Démission vendredi, conseil d’administration samedi, la gouvernance d’Air France-KLM a rapidement réagi après l’annonce par Jean-Marc Janaillac, PDG du groupe, de son départ. Le conseil d’administration, qui compte dix-neuf membres, dont trois représentent l’État français, a pris acte de la démission consécutive au rejet par les salariés d’un accord salarial. L’instance a toutefois demandé à Jean-Marc Janaillac d’assurer l’intérim jusqu’à la prochaine échéance d’Air France-KLM, l’assemblée générale des actionnaires qui aura lieu le 15 mai.
Les membres du conseil d’administration ont « réaffirmé leur soutien entier et total à Jean-Marc Janaillac.

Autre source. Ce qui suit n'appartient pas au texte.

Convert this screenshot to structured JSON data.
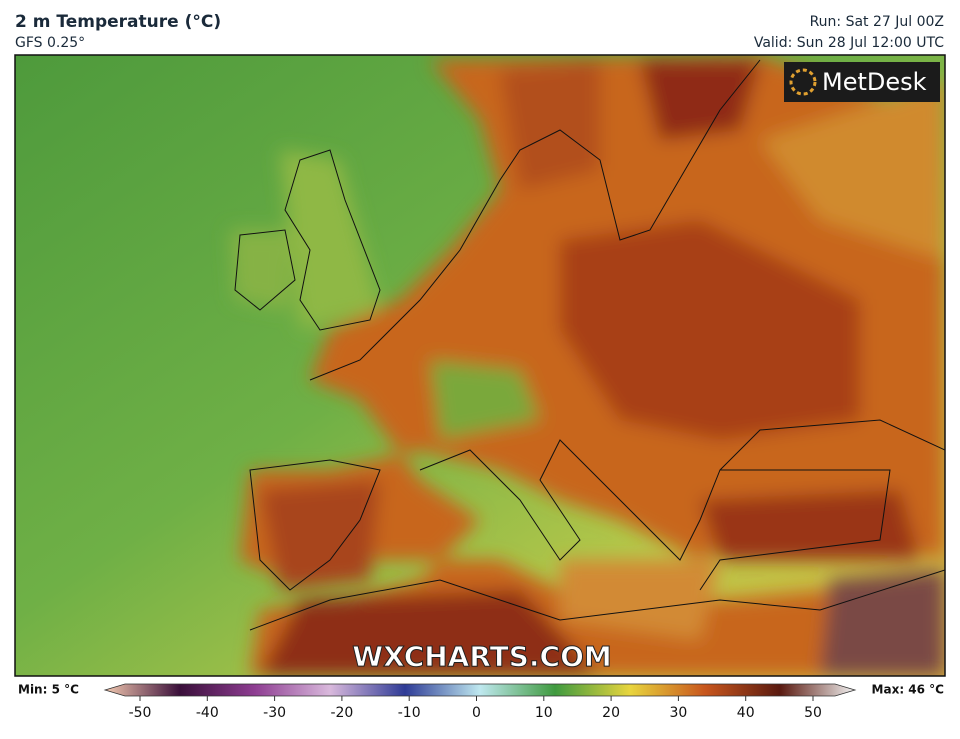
{
  "header": {
    "title": "2 m Temperature (°C)",
    "model": "GFS 0.25°",
    "run": "Run: Sat 27 Jul 00Z",
    "valid": "Valid: Sun 28 Jul 12:00 UTC"
  },
  "map": {
    "logo": "MetDesk",
    "watermark": "WXCHARTS.COM"
  },
  "colorbar": {
    "min_label": "Min: 5 °C",
    "max_label": "Max: 46 °C",
    "ticks": [
      -50,
      -40,
      -30,
      -20,
      -10,
      0,
      10,
      20,
      30,
      40,
      50
    ]
  }
}
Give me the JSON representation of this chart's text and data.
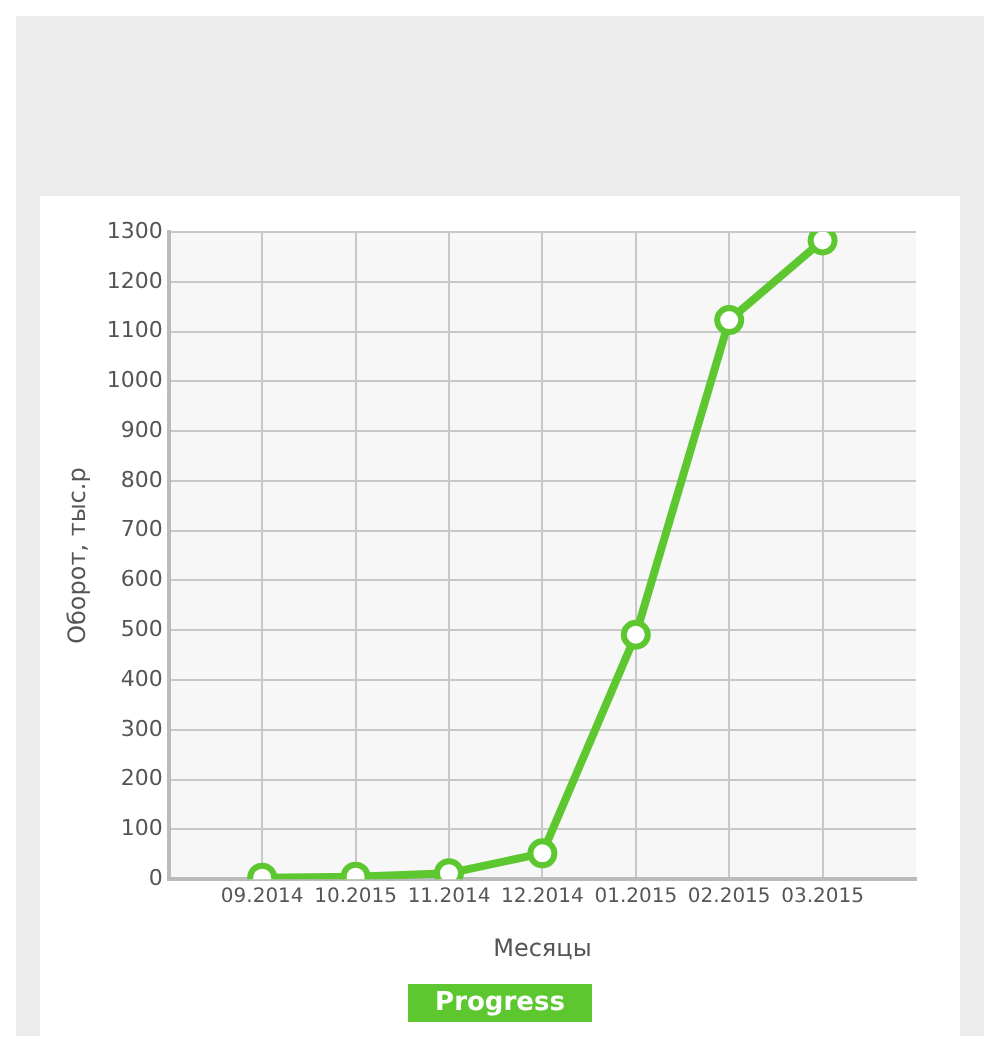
{
  "chart_data": {
    "type": "line",
    "xlabel": "Месяцы",
    "ylabel": "Оборот, тыс.р",
    "categories": [
      "09.2014",
      "10.2015",
      "11.2014",
      "12.2014",
      "01.2015",
      "02.2015",
      "03.2015"
    ],
    "series": [
      {
        "color": "#5cc72e",
        "values": [
          3,
          5,
          12,
          52,
          491,
          1123,
          1283
        ]
      }
    ],
    "ylim": [
      0,
      1300
    ],
    "yticks": [
      0,
      100,
      200,
      300,
      400,
      500,
      600,
      700,
      800,
      900,
      1000,
      1100,
      1200,
      1300
    ],
    "grid": true,
    "legend": false,
    "marker": "circle",
    "line_style": "solid",
    "annotations": [
      "Progress"
    ]
  }
}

Ils déplorent la situation qui conduit au départ d’un président qui a permis au groupe de poursuivre une stratégie de croissance et d’améliorer sa performance financière », est-il indiqué dans un communiqué. En clair, on ne change pas de stratégie dans l’immédiat. Et chaque jour de grève coûte 25 millions d’euros ! Les affaires courantes d’Air France sont gérées par le directeur général Franck Terner. Pieter Elbers dirige KLM, basée à Amsterdam, où les salariés ont fait part de leur mécontentement face aux grèves à répétition de la compagnie sœur et au départ du PDG. Il faut savoir que le conseil d’administration d’Air France-KLM a lieu une fois sur deux aux Pays-Bas.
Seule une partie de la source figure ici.